When news of the fall of Nantes arrived Joanna of Flanders was in Rennes with her children, the duchy's treasury and a strong garrison. Modern historians consider her to have been an energetic and effective leader, and she acted decisively and aggressively. She sent the treasury west to Brest, recalled the field army and took command herself. Joining it with some of the troops from Rennes she stormed the town of Redon and then moved on to Hennebont. This was a small but strongly walled town with access to the sea and from there Joanna took control of what forces were still lending their allegiance to her husband's cause, setting up her two-year-old son, also named John, as the faction's figurehead and heir to his father's claim to the duchy. She despatched her senior counsellor, Amaury of Clisson, to Edward III to encourage English intervention and waited on events.

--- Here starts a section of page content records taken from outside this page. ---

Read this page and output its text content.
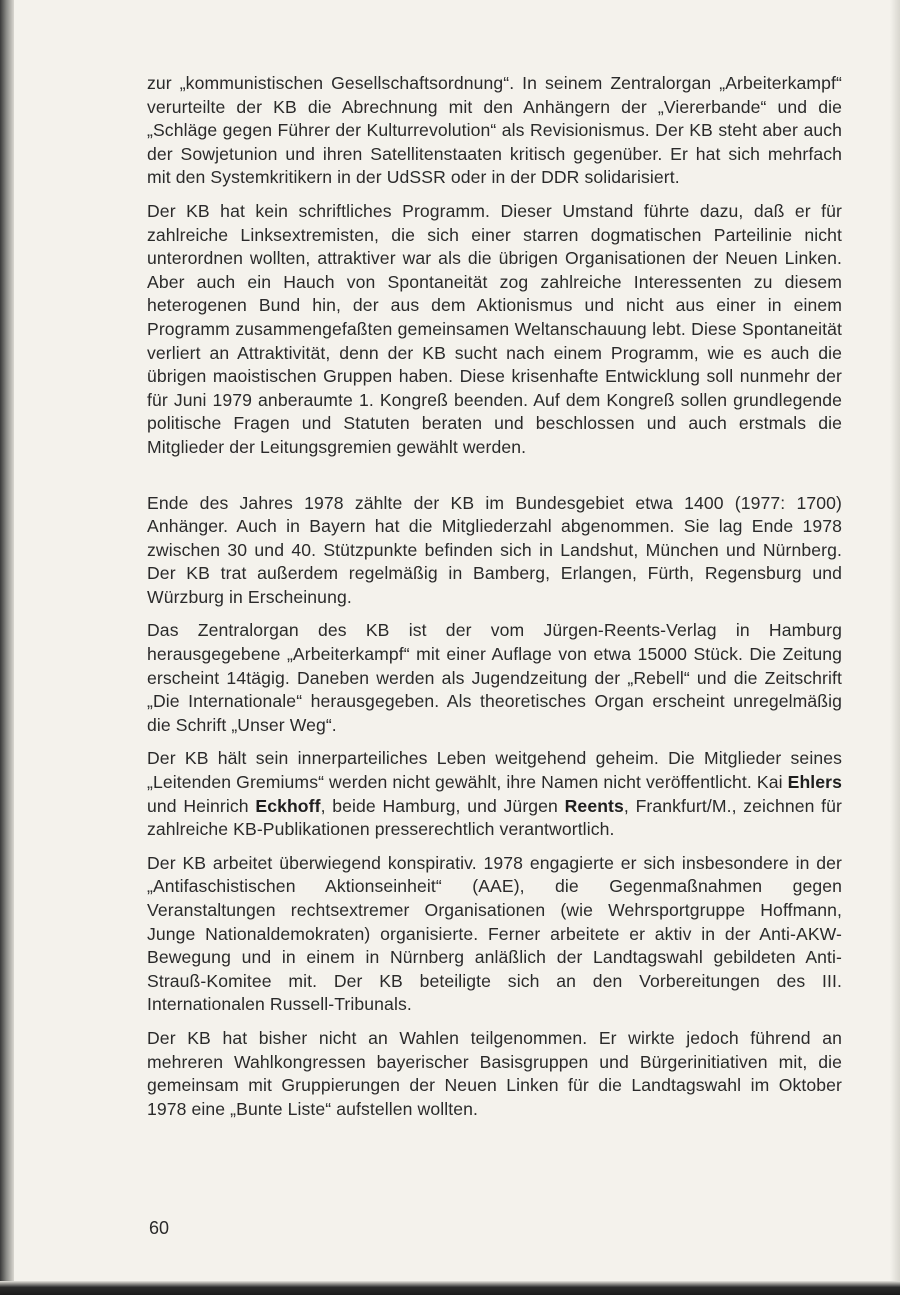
zur „kommunistischen Gesellschaftsordnung“. In seinem Zentralorgan „Arbeiterkampf“ verurteilte der KB die Abrechnung mit den Anhängern der „Viererbande“ und die „Schläge gegen Führer der Kulturrevolution“ als Revisionismus. Der KB steht aber auch der Sowjetunion und ihren Satellitenstaaten kritisch gegenüber. Er hat sich mehrfach mit den Systemkritikern in der UdSSR oder in der DDR solidarisiert.

Der KB hat kein schriftliches Programm. Dieser Umstand führte dazu, daß er für zahlreiche Linksextremisten, die sich einer starren dogmatischen Parteilinie nicht unterordnen wollten, attraktiver war als die übrigen Organisationen der Neuen Linken. Aber auch ein Hauch von Spontaneität zog zahlreiche Interessenten zu diesem heterogenen Bund hin, der aus dem Aktionismus und nicht aus einer in einem Programm zusammengefaßten gemeinsamen Weltanschauung lebt. Diese Spontaneität verliert an Attraktivität, denn der KB sucht nach einem Programm, wie es auch die übrigen maoistischen Gruppen haben. Diese krisenhafte Entwicklung soll nunmehr der für Juni 1979 anberaumte 1. Kongreß beenden. Auf dem Kongreß sollen grundlegende politische Fragen und Statuten beraten und beschlossen und auch erstmals die Mitglieder der Leitungsgremien gewählt werden.

Ende des Jahres 1978 zählte der KB im Bundesgebiet etwa 1400 (1977: 1700) Anhänger. Auch in Bayern hat die Mitgliederzahl abgenommen. Sie lag Ende 1978 zwischen 30 und 40. Stützpunkte befinden sich in Landshut, München und Nürnberg. Der KB trat außerdem regelmäßig in Bamberg, Erlangen, Fürth, Regensburg und Würzburg in Erscheinung.

Das Zentralorgan des KB ist der vom Jürgen-Reents-Verlag in Hamburg herausgegebene „Arbeiterkampf“ mit einer Auflage von etwa 15000 Stück. Die Zeitung erscheint 14tägig. Daneben werden als Jugendzeitung der „Rebell“ und die Zeitschrift „Die Internationale“ herausgegeben. Als theoretisches Organ erscheint unregelmäßig die Schrift „Unser Weg“.

Der KB hält sein innerparteiliches Leben weitgehend geheim. Die Mitglieder seines „Leitenden Gremiums“ werden nicht gewählt, ihre Namen nicht veröffentlicht. Kai Ehlers und Heinrich Eckhoff, beide Hamburg, und Jürgen Reents, Frankfurt/M., zeichnen für zahlreiche KB-Publikationen presserechtlich verantwortlich.

Der KB arbeitet überwiegend konspirativ. 1978 engagierte er sich insbesondere in der „Antifaschistischen Aktionseinheit“ (AAE), die Gegenmaßnahmen gegen Veranstaltungen rechtsextremer Organisationen (wie Wehrsportgruppe Hoffmann, Junge Nationaldemokraten) organisierte. Ferner arbeitete er aktiv in der Anti-AKW-Bewegung und in einem in Nürnberg anläßlich der Landtagswahl gebildeten Anti-Strauß-Komitee mit. Der KB beteiligte sich an den Vorbereitungen des III. Internationalen Russell-Tribunals.

Der KB hat bisher nicht an Wahlen teilgenommen. Er wirkte jedoch führend an mehreren Wahlkongressen bayerischer Basisgruppen und Bürgerinitiativen mit, die gemeinsam mit Gruppierungen der Neuen Linken für die Landtagswahl im Oktober 1978 eine „Bunte Liste“ aufstellen wollten.

60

When John surrendered he agreed to give up all of his Breton possessions and abide by King Philip's ruling regarding the inheritance of the Duchy of Brittany, and had been promised a safe conduct to Paris and back. He travelled to Paris at the end of 1341, escorted by John of Normandy. Philip proposed to John that he repudiate all claim to Brittany and his possessions there in favour of Charles of Blois, receiving an annuity and land in France in exchange. John declined, at which Philip withdrew his son's promised safe conduct and had him imprisoned. As this was happening, the military commanders of many of the towns and castles held for John were negotiating handovers to Charles of Blois in exchange for pardons. In eastern Brittany only Rennes held out for the Montfort cause by the end of February 1342. The west remained mostly under Joanna's control.

==Aftermath==

A small English force reinforced Joanna in May 1342, which was sufficient to keep the Montfort cause alive. Edward III landed in Brest with a larger force in late October, only to agree a truce the following January. John of Montfort died in 1345, but the Breton Civil War continued as a disjointed and inconclusive series of sieges, skirmishes and truces, frequently as part of the Hundred Years' War, until Charles of Blois was killed in 1364 at the Battle of Auray and his army decisively defeated. The next year Joan of Penthièvre, Charles' widow, signed the Treaty of Guérande, recognising John's son as Duke of Brittany, which ended the war.